While this challenging environment is likely to persist in the next few days, we believe that the worst period is behind us. The industry is now preparing for a rapid recovery, while still evaluating the damage caused by the extreme weather and maintaining the safety of people and operations.
There is some talk that the current events could have a prolonged impact on statewide oil and gas production, however we need to remember that the US oil and gas industry has an exceptionally good track record for getting back up to speed quickly after extreme weather or market events – for instance after hurricanes or the Covid-related curtailments of 2020.

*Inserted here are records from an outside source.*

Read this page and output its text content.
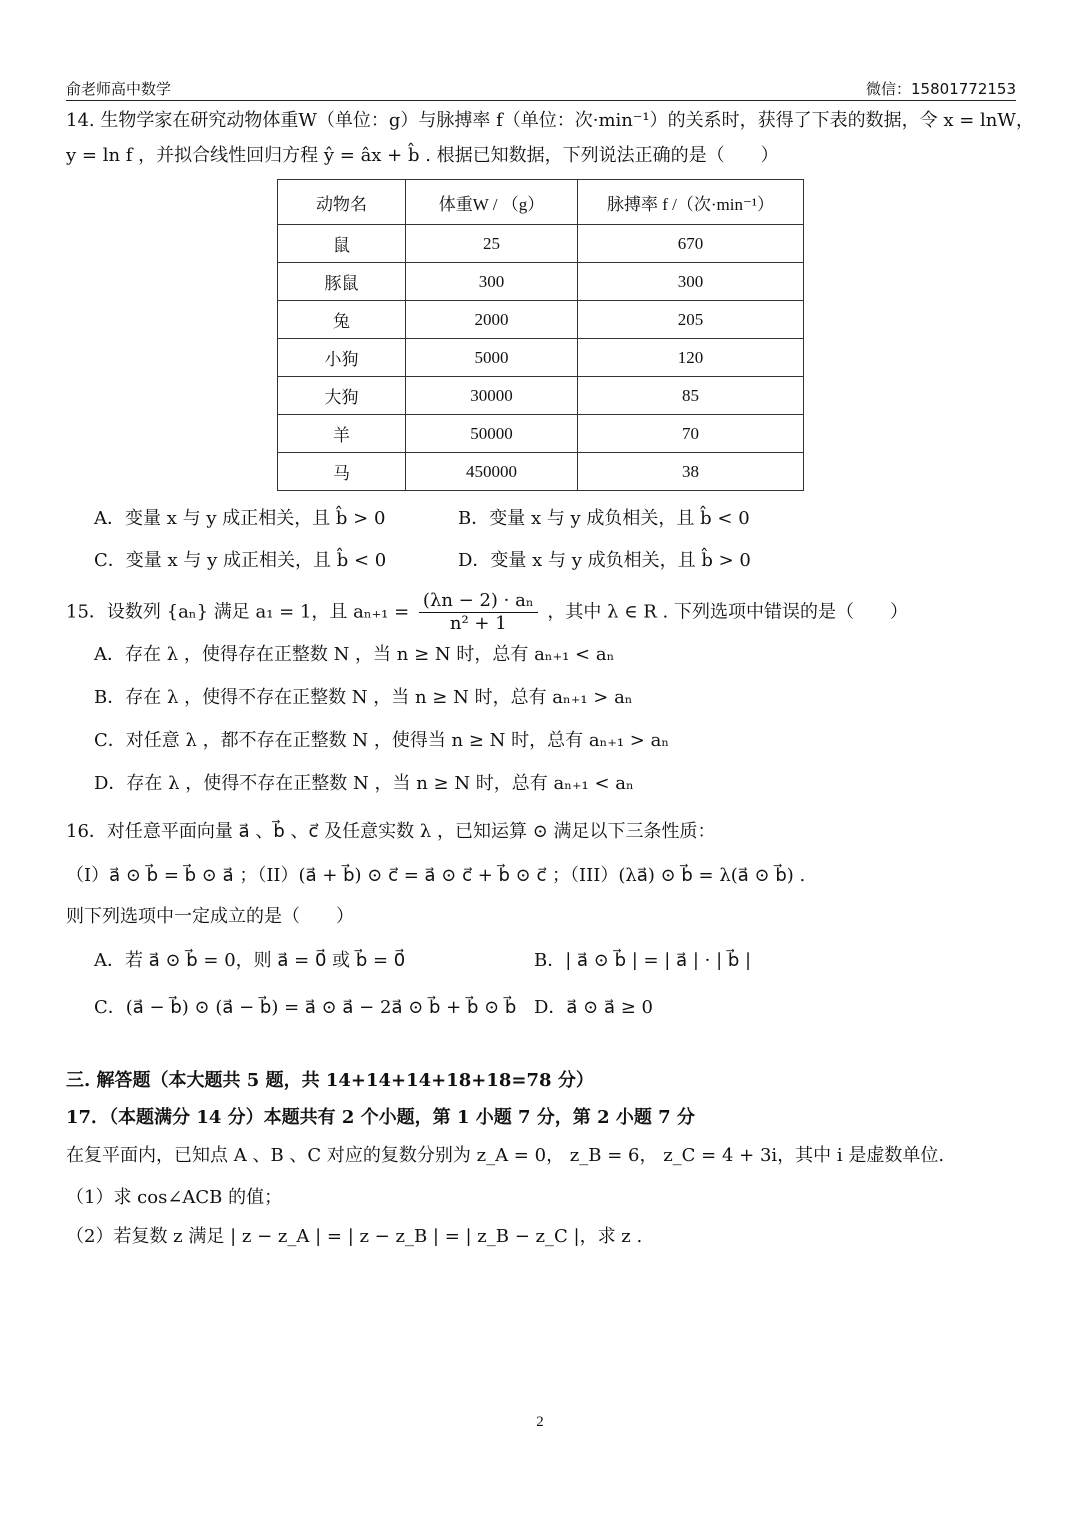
俞老师高中数学	微信：15801772153
14. 生物学家在研究动物体重W（单位：g）与脉搏率 f（单位：次·min⁻¹）的关系时，获得了下表的数据，令 x = lnW，
y = ln f ，并拟合线性回归方程 ŷ = âx + b̂ . 根据已知数据，下列说法正确的是（　　）
动物名	体重W / （g）	脉搏率 f /（次·min⁻¹）
鼠	25	670
豚鼠	300	300
兔	2000	205
小狗	5000	120
大狗	30000	85
羊	50000	70
马	450000	38
A．变量 x 与 y 成正相关，且 b̂ > 0	B．变量 x 与 y 成负相关，且 b̂ < 0
C．变量 x 与 y 成正相关，且 b̂ < 0	D．变量 x 与 y 成负相关，且 b̂ > 0
15．设数列 {aₙ} 满足 a₁ = 1，且 $a_{n+1} = \frac{\text{(λn − 2) · aₙ}}{\text{n² + 1}}$ ，其中 λ ∈ R . 下列选项中错误的是（　　）
A．存在 λ ，使得存在正整数 N ，当 n ≥ N 时，总有 aₙ₊₁ < aₙ
B．存在 λ ，使得不存在正整数 N ，当 n ≥ N 时，总有 aₙ₊₁ > aₙ
C．对任意 λ ，都不存在正整数 N ，使得当 n ≥ N 时，总有 aₙ₊₁ > aₙ
D．存在 λ ，使得不存在正整数 N ，当 n ≥ N 时，总有 aₙ₊₁ < aₙ
16．对任意平面向量 a⃗ 、b⃗ 、c⃗ 及任意实数 λ ，已知运算 ⊙ 满足以下三条性质：
（I）a⃗ ⊙ b⃗ = b⃗ ⊙ a⃗ ；（II）(a⃗ + b⃗) ⊙ c⃗ = a⃗ ⊙ c⃗ + b⃗ ⊙ c⃗ ；（III）(λa⃗) ⊙ b⃗ = λ(a⃗ ⊙ b⃗) .
则下列选项中一定成立的是（　　）
A．若 a⃗ ⊙ b⃗ = 0，则 a⃗ = 0⃗ 或 b⃗ = 0⃗	B．| a⃗ ⊙ b⃗ | = | a⃗ | · | b⃗ |
C．(a⃗ − b⃗) ⊙ (a⃗ − b⃗) = a⃗ ⊙ a⃗ − 2a⃗ ⊙ b⃗ + b⃗ ⊙ b⃗ D．a⃗ ⊙ a⃗ ≥ 0
三. 解答题（本大题共 5 题，共 14+14+14+18+18=78 分）
17．（本题满分 14 分）本题共有 2 个小题，第 1 小题 7 分，第 2 小题 7 分
在复平面内，已知点 A 、B 、C 对应的复数分别为 z_A = 0， z_B = 6， z_C = 4 + 3i，其中 i 是虚数单位.
（1）求 cos∠ACB 的值；
（2）若复数 z 满足 | z − z_A | = | z − z_B | = | z_B − z_C |，求 z .
2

The air temperature in Midland, Texas has not risen above zero Celsius since 10 February and hit a multi-year low of -18C on the night of 14-15 February.
Permian producers and midstream companies were always willing to take the risk of potential water or liquid hydrocarbon freeze-offs, as the likelihood of such events was viewed as very low or negligible.
This resulted in a very different setup of a typical infrastructure project compared to northern states – for instance, low-pressure gathering pipelines are rarely buried into the ground in Texas as opposed to North Dakota or Wyoming.
This allowed Texas players to fast-track the infrastructure build-out during the previous Permian up-cycle in 2017–2019.
When it comes to flaring, the system managed well in the first days of the winter crisis (9–13 February), but since 14 February we have seen a material uptick in gas flaring for both upstream facilities and infrastructure objects.
Upstream flaring returned to the level seen in early February, when high flaring was driven by flowback start on several large Permian projects in areas with less developed gathering infrastructure, while infrastructure flaring reached levels not seen for many months.
It is unusual to see natural gas flaring from infrastructure facilities on the Gulf Coast reach a level comparable to upstream flaring.
Most of the uptick came from emergency refinery shutdowns accompanied by safety flaring, but a significant gas flaring increase in the past 4-5 days was also observed for some LNG terminals (more exposure on the Texas side of the Gulf Coast) and gas processing plants in West Texas.
We currently estimate that more than 2 million bpd of Permian oil production was offline on average in the past three days, but some volumes have already been restored.
Assuming the weather improved from next week, a rapid reactivation is anticipated throughout the final week of February and the first week of March.
Delayed activity will have a longer impact on production forecasts for February–April 2021, but similar to last year’s production curtailments, the downside for production today will result in stronger output tomorrow due to the shift in decline curves, occasional production flush events and a larger backlog of wells to be put on production in the future.
On an average monthly basis we estimate that the total winter crisis impact on Permian oil production will be close to 660 000 bpd in February and about 160 000 bpd in March, with the effect of delayed volumes resulting in the change of sign for the impact from April.
The nationwide impact (accounting for curtailments in the rest of Texas, Oklahoma and New Mexico) is 30–40% higher than for the Permian alone, but it is too early to come up with a final estimate for this number.
Having said that, Permian oil production will likely average just 3.7 million bpd in February – lower than 4.06 million bpd bottom recorded during the Covid-19 curtailments last year.
On the gas side, we are losing more than 1.8 billion ft3/d of Permian gas in February (average for the whole month) and we expect March output to be about 300 million ft3/d lower than our previous base case.
This means that Permian dry gas output, too, is sent to levels lower than the curtailment period bottom from 2020. Nationwide dry gas impact is currently estimated at 3.6 billion ft3/d for the Permian, with nearly all ex-Permian curtailments coming from Texas (central and northern areas)."